Guest Columns

Cheese Technology

Prevention and control of yeast and molds in cheese

Dr. Mali Reddy

Dr. Mali Reddy serves as president of the American Dairy and Food Consulting Laboratories and International Media and Cultures (IMAC Inc.), Denver, Colorado. He holds several degrees including M.S. and Ph.D. degrees from Iowa State University in food technology and microbiology. He is a guest columnist for this week’s issue of Cheese Market News®.

Since yeast and molds are widespread in the environment, controlling them in cheese involves an integrated multiprong approach.

How to reduce yeast and molds during the manufacture of cheese?

Raw milk: Raw milk contains vegetative yeast and mold spores. Despite popular belief, some of them may not be inactivated by pasteurization. It is good practice to activate the lacto peroxidase (LP) system in raw milk using milk silo cultures. The end products of the LP system will not only inhibit some yeasts but also pathogenic bacteria.

Bulk starters: Fully-grown bulk starters (that are designed to inhibit yeast and molds) will have hydrogen peroxide, bacteriocins and natural organic acids. When such bulk starters are used at the beginning of vat fill, the natural LP system gets activated due to the presence of natural microbial hydrogen peroxide, thus inhibiting some of the thermally injured yeasts in the vat milk.

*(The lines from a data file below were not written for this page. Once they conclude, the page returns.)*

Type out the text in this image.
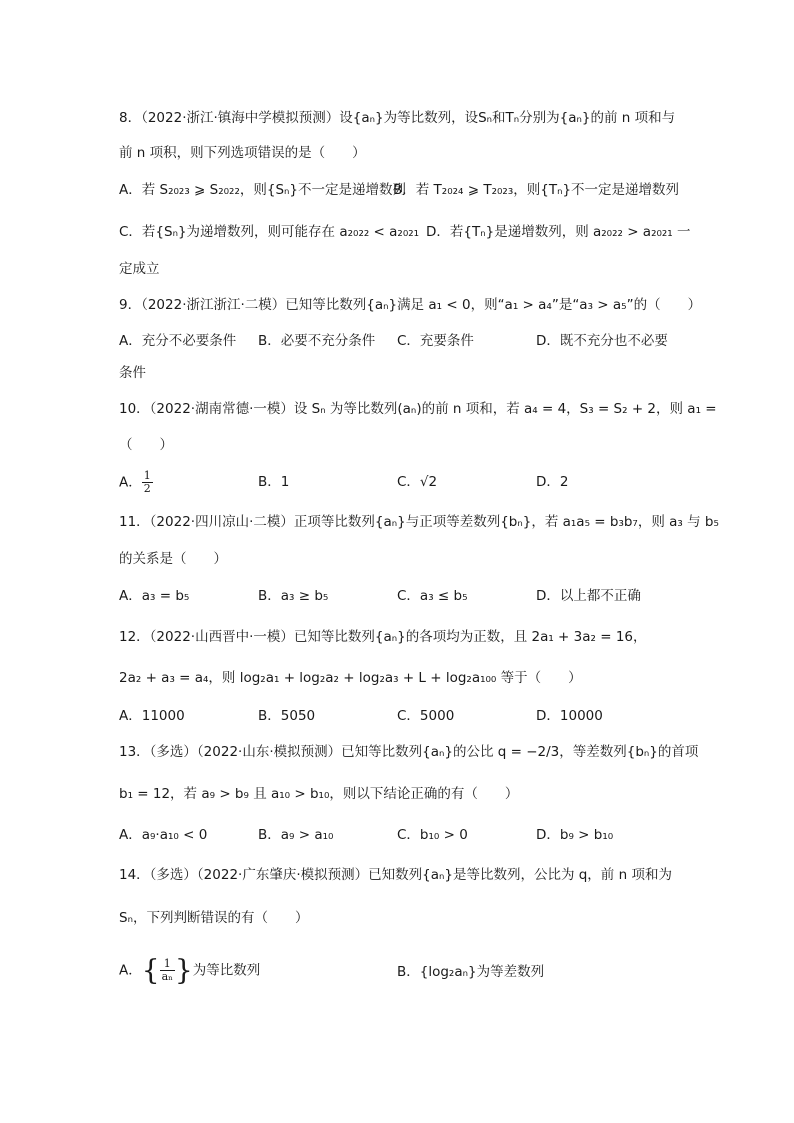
8．（2022·浙江·镇海中学模拟预测）设{aₙ}为等比数列，设Sₙ和Tₙ分别为{aₙ}的前 n 项和与
前 n 项积，则下列选项错误的是（　　）
A．若 S₂₀₂₃ ⩾ S₂₀₂₂，则{Sₙ}不一定是递增数列
B．若 T₂₀₂₄ ⩾ T₂₀₂₃，则{Tₙ}不一定是递增数列
C．若{Sₙ}为递增数列，则可能存在 a₂₀₂₂ < a₂₀₂₁ D．若{Tₙ}是递增数列，则 a₂₀₂₂ > a₂₀₂₁ 一
定成立
9．（2022·浙江浙江·二模）已知等比数列{aₙ}满足 a₁ < 0，则“a₁ > a₄”是“a₃ > a₅”的（　　）
A．充分不必要条件 B．必要不充分条件 C．充要条件	D．既不充分也不必要
条件
10．（2022·湖南常德·一模）设 Sₙ 为等比数列(aₙ)的前 n 项和，若 a₄ = 4，S₃ = S₂ + 2，则 a₁ =
（　　）
A． $\frac{1}{2}$	B．1	C．√2	D．2
11．（2022·四川凉山·二模）正项等比数列{aₙ}与正项等差数列{bₙ}，若 a₁a₅ = b₃b₇，则 a₃ 与 b₅
的关系是（　　）
A．a₃ = b₅	B．a₃ ≥ b₅	C．a₃ ≤ b₅	D．以上都不正确
12．（2022·山西晋中·一模）已知等比数列{aₙ}的各项均为正数，且 2a₁ + 3a₂ = 16，
2a₂ + a₃ = a₄，则 log₂a₁ + log₂a₂ + log₂a₃ + L + log₂a₁₀₀ 等于（　　）
A．11000	B．5050	C．5000	D．10000
13．（多选）（2022·山东·模拟预测）已知等比数列{aₙ}的公比 q = −2/3，等差数列{bₙ}的首项
b₁ = 12，若 a₉ > b₉ 且 a₁₀ > b₁₀，则以下结论正确的有（　　）
A．a₉·a₁₀ < 0	B．a₉ > a₁₀	C．b₁₀ > 0	D．b₉ > b₁₀
14．（多选）（2022·广东肇庆·模拟预测）已知数列{aₙ}是等比数列，公比为 q，前 n 项和为
Sₙ，下列判断错误的有（　　）
A．{ $\frac{1}{\text{aₙ}}$ }为等比数列	B．{log₂aₙ}为等差数列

Use of mold inhibitors in the cheese: If the Code of Federal Regulations (CFR) allows a product to use the approved antimycotics in a particular standard of identity product, use them. They can be applied either into the body of the cheese (added at the time of kneading in Mozzarella cheese) or in some cases onto the surface of cheese, as per the CFR requirements.

Brine tanks: Brine tanks are a major source of yeast and mold contamination because of the constant aeration and infusion of residual sugars and broken-down protein products from the cheese. Proven Brine Guard cultures can protect the brine with the production of inhibitory compounds and bacteriocins, reducing nutrients for yeast and mold.

How to reduce yeast and molds in the shredding or dicing operation of cheese?

Sanitation: The shred room must be fogged with chlorine periodically to eliminate airborne contamination.

Floors and walls must be regularly swept and sanitized. Only least-dusty anti-caking agents should be used in shredding plants to eliminate crusting on floors, ceilings and walls, in addition to being safer for employees.

Cheese solids impregnated with anti-caking agents, typically what you see on the floors of shred plants, encourage the growth of yeast and molds through retention of moisture.

Anti-caking agents: As far as possible, limit the use of dry blended and dusty anti-caking agents as it is difficult to eliminate the contamination of yeast and molds when they are blended in an exposed atmosphere.

If a dry blended anti-caking agent has an anti-molding ingredient in it, naturally it tests negative for yeast and molds. When it is diluted after applying onto the cheese, the subdued yeast and molds will grow and spoil the product. The anti-caking agent must be spray dried, with high heat, at low pH, to destroy the yeast, molds and their spores.

Generally dry blended anti-caking agents will not have mold inhibitors uniformly distributed because of the variation in the size of the particles. The best approach is to totally liquefy the ingredients of the anti-caking agent along with the mold inhibitor (to arrive at nano particles) and then spray dry to arrive at the smallest particle size, uniformly micro-coated anti-caking agent. This will allow the mold inhibitor to uniformly micro-coat the shredded or diced cheese and thus will not let yeast and molds grow. This has been proven with 100-percent success in commerce. It is important because the latest stringent request by end users is that the shredded or diced cheese should not mold for at least one month after opening the packages.

How to reduce the growth of yeast and molds in the packaged cheese?

Nitrogen gas flushing (with or without carbon dioxide) will reduce or minimize the concentration of oxygen in the package. If the oxygen concentration is less than 0.5 ppm, according to literature, the mold proliferation will be retarded. Unfortunately, some yeasts are facultative anaerobic and can multiply even if oxygen is reduced to 0.5 ppm. Non-oxygen permeable packaging material will prevent the growth of yeast and molds as long as there are no pinholes, tears or improper sealing. Chemical anti-molding inhibitors will retard the yeast and molds provided the initial concentration of yeast and molds are significantly low.

The use of oxygen-reducing enzymes (glucose oxidase) will limit the growth of yeast and molds, again provided there is no breach in the packaging material. The best prevention is to use a combination of natural glucose oxidase enzyme, chemical mold inhibitor and oxygen impermeable packaging material.

Since elimination of yeast and molds is a constant battle, basic sanitation and employee education — from making cheese to packaging — cannot be ignored.


The views expressed by CMN’s guest columnists are their own opinions and do not necessarily reflect those of Cheese Market News®.